Теперь она крутит пуговицы своей большой черной куртки и, как пить дать, представляет, что скоро умрет!

— Не грузись, сестренка!

Кларе вдруг страшно хочется прижаться к нему. Хочется, чтобы он обнял ее и прошептал те самые слова, которые говорил в детстве, когда ей было страшно: «Я здесь, Кларнетик, я всегда буду рядом». Но она просто кладет руку ему на затылок. У него красивые темно-каштановые волосы, густые, волнистые. Ей кажется, что от одного прикосновения пальцев к коже брата она вновь обретает силы. Не убирая руки, она закрывает глаза и замирает. Пытается вслепую угадать, по каким улицам едет Филипп. Считает светофоры, правые и левые повороты, кое-как ориентируется. Однажды, еще совсем маленькой девочкой, она сожгла свою куклу Веронику. Она хотела завить кукле волосы и положила щипцы тетки Армель ей на животик. Живот и правая рука расплавились, распространяя запах паленой резины. Когда она убрала щипцы, от куклы к ним потянулись длинные розовые и черные нити. Клара рыдала, прижимая к себе Веронику. Побежала к брату. Филипп осмотрел обугленное тельце, безобразную смесь розового и черного, и посоветовал посадить куклу в горшок с землей, поливать каждый день и говорить ей слова любви, чтобы рана зажила. «Однажды утром ты проснешься и увидишь, что кукла не только выздоровела, но еще и выросла, похорошела. Ты ее и не узнаешь». Они посадили Веронику в большой цветочный горшок, и каждый вечер по совету брата она поливала ее из большой красной лейки тетки Армель. И однажды утром, о чудо! вместо обгорелой, почерневшей куклы она обнаружила нарядную, красивую Веронику, больше прежней и с гладким розовым животом. «Вот видишь, — сказал Филипп, — сработало!». Потом она не раз пыталась заставить его признаться, что это он ночью подложил новую куклу, но он неизменно клялся, что дело только в волшебстве любви. В конце концов Клара ему поверила. Она до сих пор верит всему, что рассказывает брат. «Без него, — растроганно думает она, вдруг чувствуя себя ужасно сентиментальной, — я бы точно пропала». Ей хочется плакать, но она сдерживается. Продолжает говорить, но с таким ощущением, словно пережевывает слезы.
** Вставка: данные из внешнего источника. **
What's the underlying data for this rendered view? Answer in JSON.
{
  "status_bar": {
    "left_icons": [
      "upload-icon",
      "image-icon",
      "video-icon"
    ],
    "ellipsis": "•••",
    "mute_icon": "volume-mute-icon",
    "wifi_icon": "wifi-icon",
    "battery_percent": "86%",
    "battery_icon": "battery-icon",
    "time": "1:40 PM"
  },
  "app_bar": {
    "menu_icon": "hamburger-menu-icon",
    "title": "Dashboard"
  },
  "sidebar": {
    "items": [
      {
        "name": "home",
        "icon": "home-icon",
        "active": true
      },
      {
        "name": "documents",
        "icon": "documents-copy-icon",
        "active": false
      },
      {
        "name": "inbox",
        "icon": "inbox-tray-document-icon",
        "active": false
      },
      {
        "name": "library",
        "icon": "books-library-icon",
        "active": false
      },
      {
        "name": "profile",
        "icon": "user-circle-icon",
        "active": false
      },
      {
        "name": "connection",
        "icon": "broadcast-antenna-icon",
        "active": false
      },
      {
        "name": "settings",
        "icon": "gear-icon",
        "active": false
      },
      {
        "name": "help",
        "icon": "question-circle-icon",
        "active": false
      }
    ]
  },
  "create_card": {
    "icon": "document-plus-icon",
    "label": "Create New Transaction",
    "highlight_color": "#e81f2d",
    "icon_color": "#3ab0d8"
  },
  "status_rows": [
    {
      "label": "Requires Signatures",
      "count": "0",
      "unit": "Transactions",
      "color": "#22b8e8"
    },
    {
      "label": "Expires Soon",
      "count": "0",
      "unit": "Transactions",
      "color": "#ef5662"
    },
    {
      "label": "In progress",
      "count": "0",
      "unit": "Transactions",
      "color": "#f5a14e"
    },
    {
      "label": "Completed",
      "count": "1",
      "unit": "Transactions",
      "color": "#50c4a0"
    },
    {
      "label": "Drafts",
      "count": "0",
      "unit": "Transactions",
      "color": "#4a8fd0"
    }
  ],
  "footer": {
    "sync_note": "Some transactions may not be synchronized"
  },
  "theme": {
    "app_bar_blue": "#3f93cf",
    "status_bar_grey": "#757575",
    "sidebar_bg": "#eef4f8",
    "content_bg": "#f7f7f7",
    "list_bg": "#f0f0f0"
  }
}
— Я решила, что умру, если Рафа не вернется… Даю себе месяц, нет… неделю… Не хочу больше жить без него. Неинтересно…

Филипп даже присвистнул от удивления, словно увидел на светофоре свернувшегося кольцами боа-констриктора. Он отводит взгляд от зеркальца заднего вида, высматривает свободное место у тротуара, паркуется, глушит двигатель. Потом оборачивается к сестре и тихо-тихо спрашивает:

— Ты все еще любишь его?

Она кивает. Глаза ее полны слез.

— Такое чувство, будто я все время жду его.

— А все эти твои парни?

— Я пытаюсь, я очень стараюсь, но…

— «Горечь жизни не в том, что мы смертны, а в том, что умирает любовь»[6]. Не помню, откуда цитата…

— Не знала, что ты такой эрудит…

— Да ты вообще ничего обо мне не знаешь, — вздыхает он. — Ну, разве что мелочи, о которых и говорить-то не стоит. Досадно, знаешь ли, весьма и весьма досадно, когда родная сестра тебя совсем не понимает…
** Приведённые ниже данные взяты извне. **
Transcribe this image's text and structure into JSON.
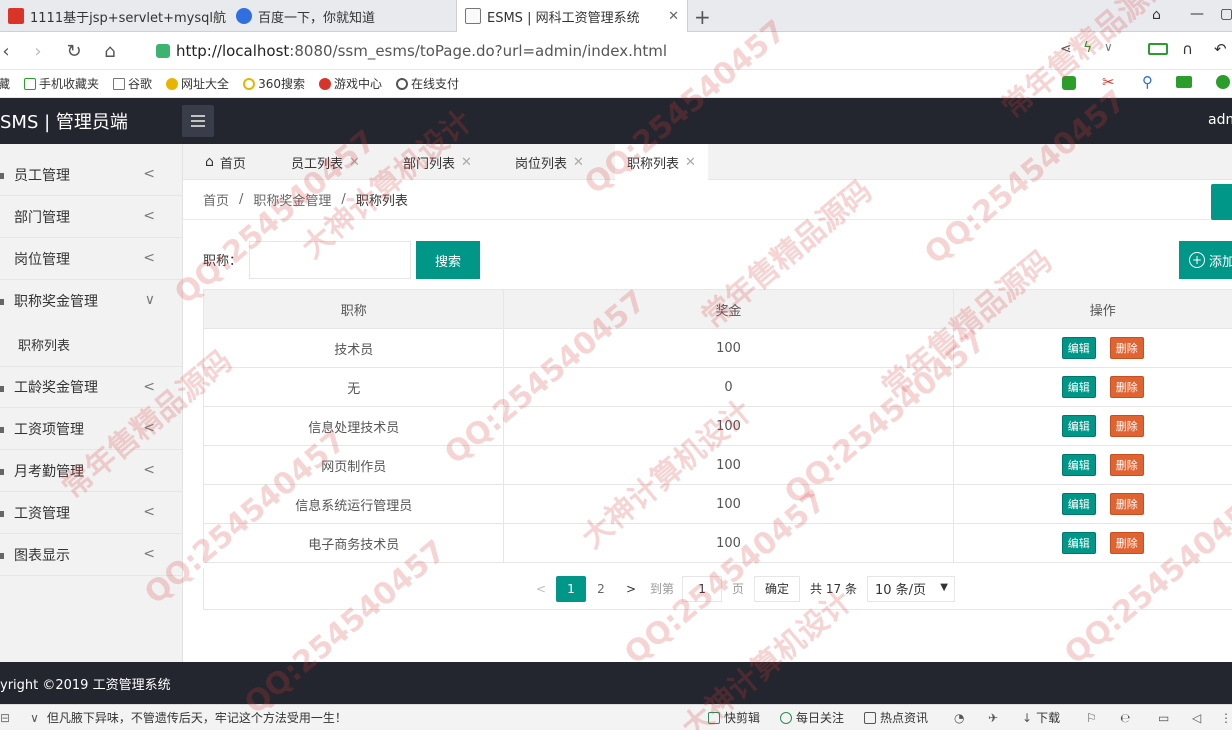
{
  "browser": {
    "tabs": [
      {
        "title": "1111基于jsp+servlet+mysql航"
      },
      {
        "title": "百度一下，你就知道"
      },
      {
        "title": "ESMS | 网科工资管理系统"
      }
    ],
    "new_tab": "+",
    "url_host": "http://localhost",
    "url_rest": ":8080/ssm_esms/toPage.do?url=admin/index.html",
    "bookmarks": [
      "藏",
      "手机收藏夹",
      "谷歌",
      "网址大全",
      "360搜索",
      "游戏中心",
      "在线支付"
    ]
  },
  "header": {
    "logo": "SMS | 管理员端",
    "user": "adm"
  },
  "sidebar": {
    "items": [
      {
        "label": "员工管理",
        "arrow": "<"
      },
      {
        "label": "部门管理",
        "arrow": "<"
      },
      {
        "label": "岗位管理",
        "arrow": "<"
      },
      {
        "label": "职称奖金管理",
        "arrow": "∨"
      },
      {
        "label": "工龄奖金管理",
        "arrow": "<"
      },
      {
        "label": "工资项管理",
        "arrow": "<"
      },
      {
        "label": "月考勤管理",
        "arrow": "<"
      },
      {
        "label": "工资管理",
        "arrow": "<"
      },
      {
        "label": "图表显示",
        "arrow": "<"
      }
    ],
    "subitem": "职称列表"
  },
  "content_tabs": {
    "home": "首页",
    "tabs": [
      "员工列表",
      "部门列表",
      "岗位列表",
      "职称列表"
    ],
    "close": "✕"
  },
  "breadcrumb": {
    "items": [
      "首页",
      "职称奖金管理",
      "职称列表"
    ],
    "sep": "/"
  },
  "search": {
    "label": "职称：",
    "value": "",
    "button": "搜索",
    "add_button": "添加"
  },
  "table": {
    "headers": [
      "职称",
      "奖金",
      "操作"
    ],
    "rows": [
      {
        "title": "技术员",
        "bonus": "100"
      },
      {
        "title": "无",
        "bonus": "0"
      },
      {
        "title": "信息处理技术员",
        "bonus": "100"
      },
      {
        "title": "网页制作员",
        "bonus": "100"
      },
      {
        "title": "信息系统运行管理员",
        "bonus": "100"
      },
      {
        "title": "电子商务技术员",
        "bonus": "100"
      }
    ],
    "edit_label": "编辑",
    "delete_label": "删除"
  },
  "pager": {
    "prev": "<",
    "pages": [
      "1",
      "2"
    ],
    "current_page": "1",
    "next": ">",
    "goto_label": "到第",
    "goto_value": "1",
    "page_unit": "页",
    "confirm": "确定",
    "total": "共 17 条",
    "page_size": "10 条/页"
  },
  "footer": {
    "copyright": "yright ©2019 工资管理系统"
  },
  "statusbar": {
    "news": "但凡腋下异味，不管遗传后天，牢记这个方法受用一生！",
    "items": [
      "快剪辑",
      "每日关注",
      "热点资讯",
      "下载"
    ]
  },
  "watermark": {
    "texts": [
      "QQ:254540457",
      "常年售精品源码",
      "大神计算机设计"
    ]
  },
  "colors": {
    "primary": "#009688",
    "danger": "#e06331",
    "header_bg": "#23262e"
  }
}
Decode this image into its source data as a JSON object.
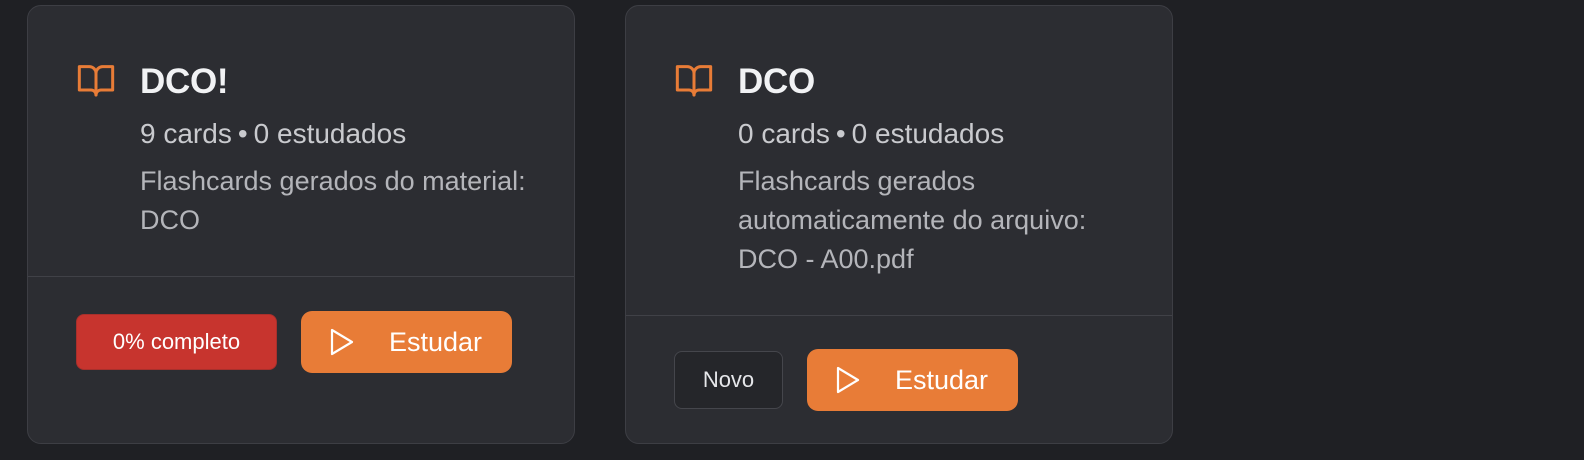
{
  "decks": [
    {
      "title": "DCO!",
      "cards_count": "9 cards",
      "separator": "•",
      "studied_count": "0 estudados",
      "description": "Flashcards gerados do material: DCO",
      "status_label": "0% completo",
      "status_kind": "progress",
      "progress_fraction": 0,
      "study_label": "Estudar"
    },
    {
      "title": "DCO",
      "cards_count": "0 cards",
      "separator": "•",
      "studied_count": "0 estudados",
      "description": "Flashcards gerados automaticamente do arquivo: DCO - A00.pdf",
      "status_label": "Novo",
      "status_kind": "new",
      "study_label": "Estudar"
    }
  ],
  "icons": {
    "deck": "book-open-icon",
    "study": "play-icon"
  },
  "colors": {
    "background": "#1f2024",
    "card": "#2c2d32",
    "accent": "#e87c37",
    "progress_badge": "#c7342e"
  }
}
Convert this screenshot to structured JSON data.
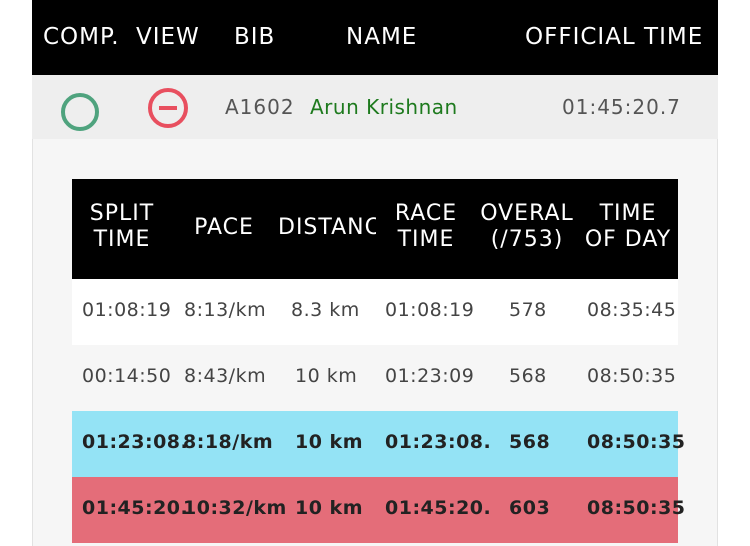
{
  "header": {
    "comp": "COMP.",
    "view": "VIEW",
    "bib": "BIB",
    "name": "NAME",
    "official_time": "OFFICIAL TIME"
  },
  "result": {
    "bib": "A1602",
    "name": "Arun Krishnan",
    "official_time": "01:45:20.7"
  },
  "split_table": {
    "headers": {
      "split_time": "SPLIT\nTIME",
      "pace": "PACE",
      "distance": "DISTANC",
      "race_time": "RACE\nTIME",
      "overall": "OVERAL\n(/753)",
      "time_of_day": "TIME\nOF DAY"
    },
    "rows": [
      {
        "split_time": "01:08:19",
        "pace": "8:13/km",
        "distance": "8.3 km",
        "race_time": "01:08:19",
        "overall": "578",
        "time_of_day": "08:35:45"
      },
      {
        "split_time": "00:14:50",
        "pace": "8:43/km",
        "distance": "10 km",
        "race_time": "01:23:09",
        "overall": "568",
        "time_of_day": "08:50:35"
      },
      {
        "split_time": "01:23:08.",
        "pace": "8:18/km",
        "distance": "10 km",
        "race_time": "01:23:08.",
        "overall": "568",
        "time_of_day": "08:50:35"
      },
      {
        "split_time": "01:45:20.",
        "pace": "10:32/km",
        "distance": "10 km",
        "race_time": "01:45:20.",
        "overall": "603",
        "time_of_day": "08:50:35"
      }
    ]
  },
  "colors": {
    "header_bg": "#000000",
    "name_green": "#1e7a1e",
    "comp_circle": "#4fa37e",
    "view_red": "#e84f5f",
    "highlight_blue": "#94e3f5",
    "highlight_red": "#e46d79"
  },
  "icons": {
    "comp": "circle-outline-icon",
    "view": "minus-circle-icon"
  }
}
Это у них такая игра. «Досадно, весьма досадно…» — по любому поводу сокрушается Филипп, изображая непонятого и нелюбимого. Но на этот раз Клара ему не подыгрывает. Она словно окаменела, забившись в угол — такая маленькая в этой толстенной черной кожаной куртке… Филипп придвигается к ней, обнимает. Он так редко проявляет нежность, что плотину, возведенную Кларой еще с утра, наконец прорывает, и она плачет навзрыд. Он дает ей выплакаться, чуть сильнее прижимает к себе, гладит по голове.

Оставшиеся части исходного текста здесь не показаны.